Examples and documentation

  • example/pulse-monitor -- a small, runnable real-time uptime / SLA monitor
    built entirely on second-level scheduling: it probes a latency-critical service
    every few seconds, heartbeats every ten, and rolls up a summary once a minute
    (which still fires exactly once per minute alongside the per-second probes). It
    watches yacron2's own /status endpoint, so docker compose -f docker-compose-pulse.yml up needs nothing else running.

  • example/pulse-cluster -- the clustered sibling: a three-node,
    mutual-TLS, leader-electing cluster that splits the monitoring work the way a
    real fleet should -- liveness-probe runs on every node (independent vantage
    points catch a partition outage), while latency-slo and the summary run on
    the leader only. A one-shot service mints throwaway certs, and an optional
    distribution: spread fans the leader jobs across nodes by rendezvous hashing.
    docker compose -f docker-compose-pulse-cluster.yml up.

  • The wiki and README are updated throughout: a new "Second-level schedules"
    reference and field-count table in Schedules and Timezones, the year key
    documented as honored (with an upgrade note), a Troubleshooting entry on the
    common "six fields is a year, not seconds" mistake, the Configuration Reference
    schedule row, and the Web Dashboard sandbox notes.
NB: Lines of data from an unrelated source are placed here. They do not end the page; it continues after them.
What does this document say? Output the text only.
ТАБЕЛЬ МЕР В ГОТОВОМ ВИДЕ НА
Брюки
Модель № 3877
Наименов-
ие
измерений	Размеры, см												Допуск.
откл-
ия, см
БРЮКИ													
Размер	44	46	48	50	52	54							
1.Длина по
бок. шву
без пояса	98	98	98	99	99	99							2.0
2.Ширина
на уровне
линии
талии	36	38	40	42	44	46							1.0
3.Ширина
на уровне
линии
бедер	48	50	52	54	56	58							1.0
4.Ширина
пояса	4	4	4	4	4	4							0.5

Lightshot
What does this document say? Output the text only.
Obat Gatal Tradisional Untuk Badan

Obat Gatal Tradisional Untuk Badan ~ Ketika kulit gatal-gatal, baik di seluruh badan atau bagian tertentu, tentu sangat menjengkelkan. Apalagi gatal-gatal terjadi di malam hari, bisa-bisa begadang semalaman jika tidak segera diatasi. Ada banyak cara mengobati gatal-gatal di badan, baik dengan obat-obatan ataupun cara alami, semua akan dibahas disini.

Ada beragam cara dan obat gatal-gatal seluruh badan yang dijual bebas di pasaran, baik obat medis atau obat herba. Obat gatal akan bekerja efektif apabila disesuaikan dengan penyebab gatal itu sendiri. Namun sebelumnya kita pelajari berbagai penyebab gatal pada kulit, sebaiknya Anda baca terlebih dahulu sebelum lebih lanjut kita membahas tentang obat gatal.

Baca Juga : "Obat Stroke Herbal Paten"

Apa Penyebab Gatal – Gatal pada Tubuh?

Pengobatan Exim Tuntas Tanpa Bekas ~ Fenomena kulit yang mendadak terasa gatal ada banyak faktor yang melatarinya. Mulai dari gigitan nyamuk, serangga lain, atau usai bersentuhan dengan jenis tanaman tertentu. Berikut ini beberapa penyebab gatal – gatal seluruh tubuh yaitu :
  • Internal: second-level scheduling ships with a matching batch of tests
    (test_cron.py, test_config.py, test_fingerprint.py) covering the object
    and string spellings, the adaptive cadence and its zero-overhead minute path,
    per-slot de-duplication, bounded catch-up, the mid-period-restart seeding, the
    year fingerprint change, and the malformed-schedule error path.

Upgrade notes

  • Object-form year is now honored (breaking). A schedule object that sets
    year previously had no effect and now restricts the job to that year, so a
    past year stops the job firing. This is the only change that can affect an
    existing deployment, and only one that uses object-form year; to keep the old
    "runs every year" behavior, remove the year key. During a rolling cluster
    upgrade such a job's fingerprint changes, so mixed-version nodes will not agree
    on its job_set_id until all are upgraded (transient and self-healing; leader
    election stays at-most-once). All other schedules -- crontab strings, and
    object schedules without year/second -- behave and fingerprint exactly as
    before.

  • Seven-field crontab strings now fire at second granularity. A seven-field
    string earlier fired at most once a minute, because the scheduler zeroed the
    seconds column and only woke per minute; such schedules were effectively
    meaningless. They now fire on the seconds they specify. This is unlikely to
    surprise, but audit any seven-field strings already in your configs.